無理もない。この廃砦は長年放置されており、吹きさらしで内部は外と変わらないほど冷え込んでいるはずだからだ。
彼ら亜人は寒さに強いとはいえ、わざわざ冷たい石の床で話し合うのは人間の冷遇のサインと受け取られかねない。
しかし、彼らが砦の中に一歩足を踏み入れた瞬間――。
「……む」
ゴルダリアの端正な顔に、今日初めての驚愕が浮かんだ。
外の猛吹雪が嘘のように、砦の内部は暖かかったのだ。
それもそのはず。ここは事前に私が魔法でDIYし、魔力ロードヒーティングを床の石畳に編み込んでおいた特設のVIPルームだ。
部屋の中央には、土魔法で削り出された美しい一枚板のテーブルとベルベット調のファブリックを張られた極上のソファセットが置かれている。

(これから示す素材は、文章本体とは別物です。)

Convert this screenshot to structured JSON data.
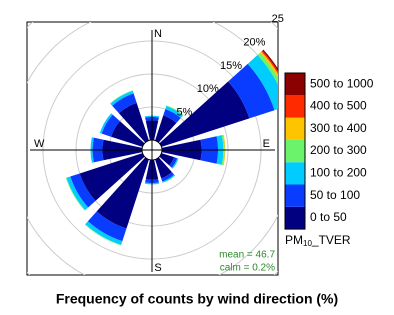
{
  "chart_data": {
    "type": "windrose",
    "title": "Frequency of counts by wind direction (%)",
    "x": [
      0,
      30,
      60,
      90,
      120,
      150,
      180,
      210,
      240,
      270,
      300,
      330
    ],
    "series": [
      {
        "name": "0 to 50",
        "color": "#000080",
        "values": [
          3,
          4,
          14,
          6,
          2,
          3,
          3,
          11,
          10,
          6,
          5,
          6
        ]
      },
      {
        "name": "50 to 100",
        "color": "#0a3cff",
        "values": [
          0.5,
          1,
          4,
          2.5,
          0.5,
          0.5,
          0.5,
          2,
          1.5,
          1.5,
          1.5,
          1.5
        ]
      },
      {
        "name": "100 to 200",
        "color": "#00ccff",
        "values": [
          0.2,
          0.5,
          2,
          0.8,
          0.2,
          0.2,
          0.2,
          0.6,
          0.6,
          0.3,
          0.3,
          0.4
        ]
      },
      {
        "name": "200 to 300",
        "color": "#6cf36c",
        "values": [
          0,
          0.1,
          0.5,
          0.2,
          0,
          0,
          0,
          0.1,
          0.1,
          0,
          0,
          0.1
        ]
      },
      {
        "name": "300 to 400",
        "color": "#ffc400",
        "values": [
          0,
          0,
          0.3,
          0.1,
          0,
          0,
          0,
          0,
          0,
          0,
          0,
          0
        ]
      },
      {
        "name": "400 to 500",
        "color": "#ff2a00",
        "values": [
          0,
          0,
          0.2,
          0,
          0,
          0,
          0,
          0,
          0,
          0,
          0,
          0
        ]
      },
      {
        "name": "500 to 1000",
        "color": "#8b0000",
        "values": [
          0,
          0,
          0.2,
          0,
          0,
          0,
          0,
          0,
          0,
          0,
          0,
          0
        ]
      }
    ],
    "rlim": [
      0,
      25
    ],
    "rticks": [
      {
        "value": 5,
        "label": "5%"
      },
      {
        "value": 10,
        "label": "10%"
      },
      {
        "value": 15,
        "label": "15%"
      },
      {
        "value": 20,
        "label": "20%"
      },
      25
    ],
    "directions": [
      "N",
      "E",
      "S",
      "W"
    ],
    "legend_title": {
      "main": "PM",
      "sub": "10",
      "rest": "_TVER"
    },
    "annotations": [
      "mean = 46.7",
      "calm = 0.2%"
    ]
  }
}
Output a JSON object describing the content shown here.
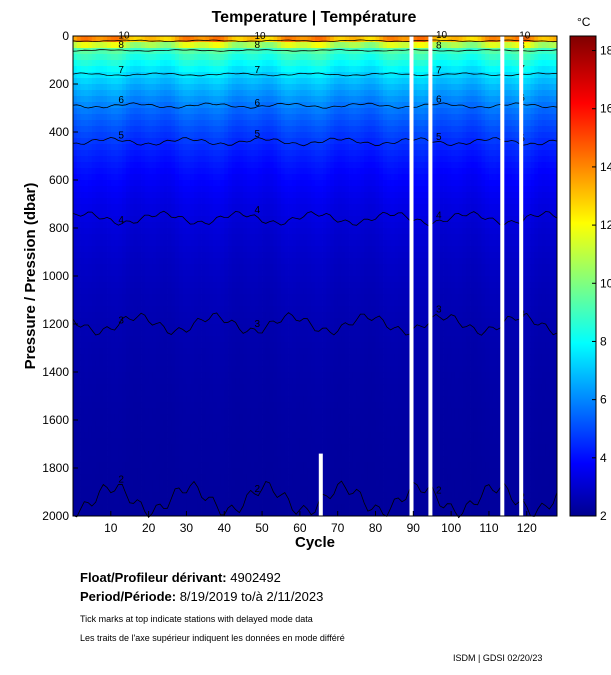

部屋の隅では疑似暖炉がパチパチと心地よい音と光を放ち、自家製スパイスをたっぷり効かせたホットワインの芳醇な香りが漂っていた。
「こ、これは一体……」
「なんと安らぐ空間だ……」
人間の貴族が亜人を招くときなど、せいぜい馬小屋の横か暖炉の火すら焚かれていない冷え切った石の部屋が関の山だとでも思っていたのだろう。
しかし私たちは彼らを最高の賓客としてもてなすために、これほどまでに極上の空間を創り上げて待っていたのだ。
「……驚きましたな。人間の貴族殿が、我々のような者をここまで歓迎してくださるとは」 「当然でしょう? 私たちに莫大な利益をもたらしてくれる、最高のビジネスパートナーになるかもしれない方々なんですから」
私が軽く指を鳴らすと、控えていたメイドたちが銀のワゴンを引いて静かに進み出てきた。
ワゴンには、芳醇な香りを放つ特製のスパイス・ホットワインの他に、王都の貴族でも滅多に口にできない希少なヴィンテージ・ワイン、そして城の料理長が腕を振るった魔猪の極上ローストや色鮮やかな前菜が所狭しと並べられている。
「冷え切った身体には、まずは上質なカロリーとアルコールよ。種族の壁なんて、ビジネスの前では塵芥に等しいわ。我々が誇る極上空間と最高のおもてなしを味わいながら……互いの利益について、たっぷりと語り合いましょう?」
ゴルダリアはワゴンに並べられた豪奢な料理と、自分たちを本物のVIPとして扱う私たちの徹底した姿勢を見て、小さく息を吐いた。
「どうやら貴方は油断ならぬ女性のようだ」
ゴルダリアの瞳の奥で、紳士的な光が獲物を値踏みする商人のそれへと鋭く切り替わるのを私は確かに見逃さない。
「では、始めましょう。──商談を」
吹雪を避けた暖かな極上空間で高度な商談が今、幕を開けようとしていた。